Yeah look, reading this last one, I got a little too involved, knocked over my drink and yelled at my laptop at 2 in the morning – ”Oh my GOD dude. She just turned in to a fucking TIGER to save you from knaves, and you’re all ”We’ll discuss this matter later”. OPEN YOUR EYES COSGROVE!”
This is something that actually happened.
Three days in to the new year I have discovered that reading/watching escapist bollocks is bad for one. I walk past 3 pubs with a mate citing Covid as my reason for not wanting to set foot in any. I do not admit that I am secretly turned off each establishment because no one in them is carrying a sword.
Said mate gets impatient and goes home. Meh. I would care, but my opinion of his character has gone down after observing he doesn’t look like he could pin a cravat to save his life. Ya know? This is what happens when you read too much shit about dudes wearing knee high boots.

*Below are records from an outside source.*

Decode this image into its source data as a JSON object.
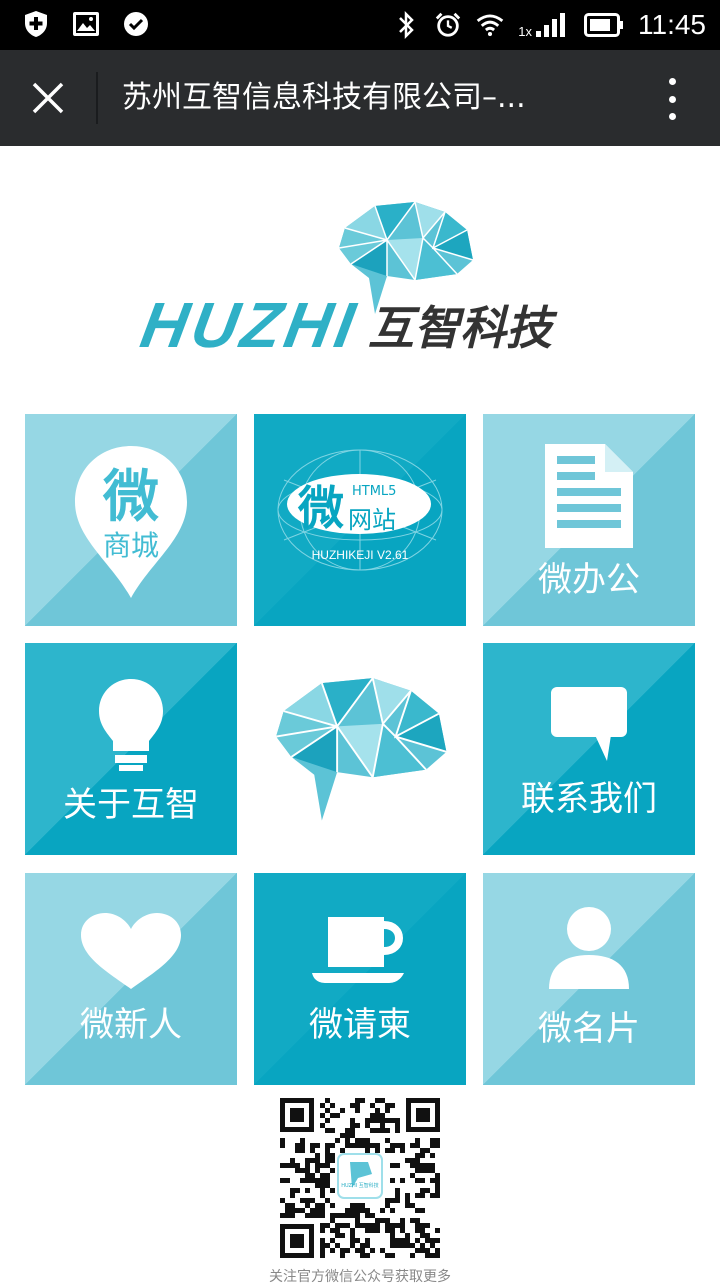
{
  "status_bar": {
    "time": "11:45",
    "signal_label": "1x",
    "icons": [
      "shield-plus-icon",
      "image-icon",
      "check-circle-icon",
      "bluetooth-icon",
      "alarm-icon",
      "wifi-icon",
      "signal-icon",
      "battery-icon"
    ]
  },
  "toolbar": {
    "title": "苏州互智信息科技有限公司–...",
    "close_icon": "close-icon",
    "more_icon": "more-vertical-icon"
  },
  "logo": {
    "text_en": "HUZHI",
    "text_cn": "互智科技"
  },
  "tiles": {
    "mall": {
      "big": "微",
      "small": "商城"
    },
    "website": {
      "big": "微",
      "html5": "HTML5",
      "small": "网站",
      "version": "HUZHIKEJI V2.61"
    },
    "office": {
      "label": "微办公"
    },
    "about": {
      "label": "关于互智"
    },
    "contact": {
      "label": "联系我们"
    },
    "newlywed": {
      "label": "微新人"
    },
    "invite": {
      "label": "微请柬"
    },
    "card": {
      "label": "微名片"
    }
  },
  "qr": {
    "logo_text": "HUZHI 互智科技",
    "caption": "关注官方微信公众号获取更多"
  },
  "colors": {
    "tile_light": "#7dcfdf",
    "tile_mid": "#42bcd3",
    "tile_dark": "#08a5c1",
    "brand": "#2fb0c6",
    "toolbar": "#2a2c2e"
  }
}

In conclusion, pop culture can suddenly rant about so called witty dialogue and the welcome departure from starched, repressed tradition in favour of celebrated and unashamed female sexuality, but no one is reading this shit for any of the above reasons. It’s the same old reason Barbara Cartland sold enough paperbacks to keep her in peroxide, Spaniels, and hot pink dresses till she expired- escapism. (Good looking people fucking in nice clothes in nice places. But like, with Romance.)
But you know, go forth and indulge because the world fucking sucks right now so it’s alright and that. But much like Crystal Meth, just don’t do it for too long.
*Pssst. You want to read something that will stay with you till the grave? ‘Kill or Be Kilt’. Victoria Roberts. Category: Highlander Crap.